Der Verein Sozialwissenschaftliche Forschung und Praxis für Frauen veranstaltet den Kongress ‚Feministische Theorie und Praxis in sozialen und pädagogischen Berufsfeldern’. Die rund 1.200 Teilnehmerinnen tauschen sich aus über ‚Feministische Pädagogik in der Schule’ oder ‚Feministische Praxis in der Sozialpädagogik’.

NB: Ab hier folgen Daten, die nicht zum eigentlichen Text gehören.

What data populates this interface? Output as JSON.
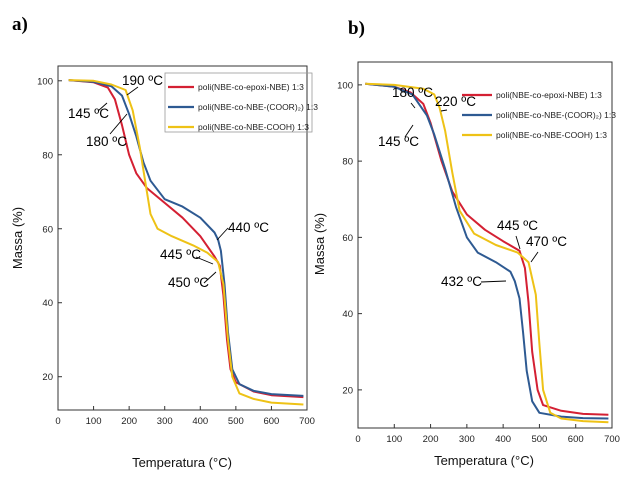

In Berlin eröffnet das Frauenforschungsbildungs- und informationszentrum, kurz: FFBIZ. Die FFBIZ-Initiative, die sich nach der ‚Berliner Frauenkonferenz’ im September 1977 gegründet hat und sich dementsprechend aus Vertreterinnen der traditionellen Frauenverbände und der autonomen Frauenbewegung zusammensetzt, erklärt: „Wir brauchen weder eine neue ‚Akademie der Wissenschaft’ noch ein ‚Museum für Deutsche Geschichte’. Wir schaffen das Wissen und machen die Geschichte selbst.“

7. Dezember 1978

Der Deutsche Presserat ergänzt seinen Ehrenkodex um das Merkmal Geschlecht. Ab jetzt heißt es: „Niemand darf wegen seines Geschlechts, seiner Zugehörigkeit zu einer rassischen, religiösen oder nationalen Gruppe diskriminiert werden.“ Das Selbstkontrollorgan hat dem Antrag der EMMA-Redaktion auf Ergänzung des Pressekodex stattgegeben, den sie im Zuge der Stern-Klage im Juni gestellt hatte.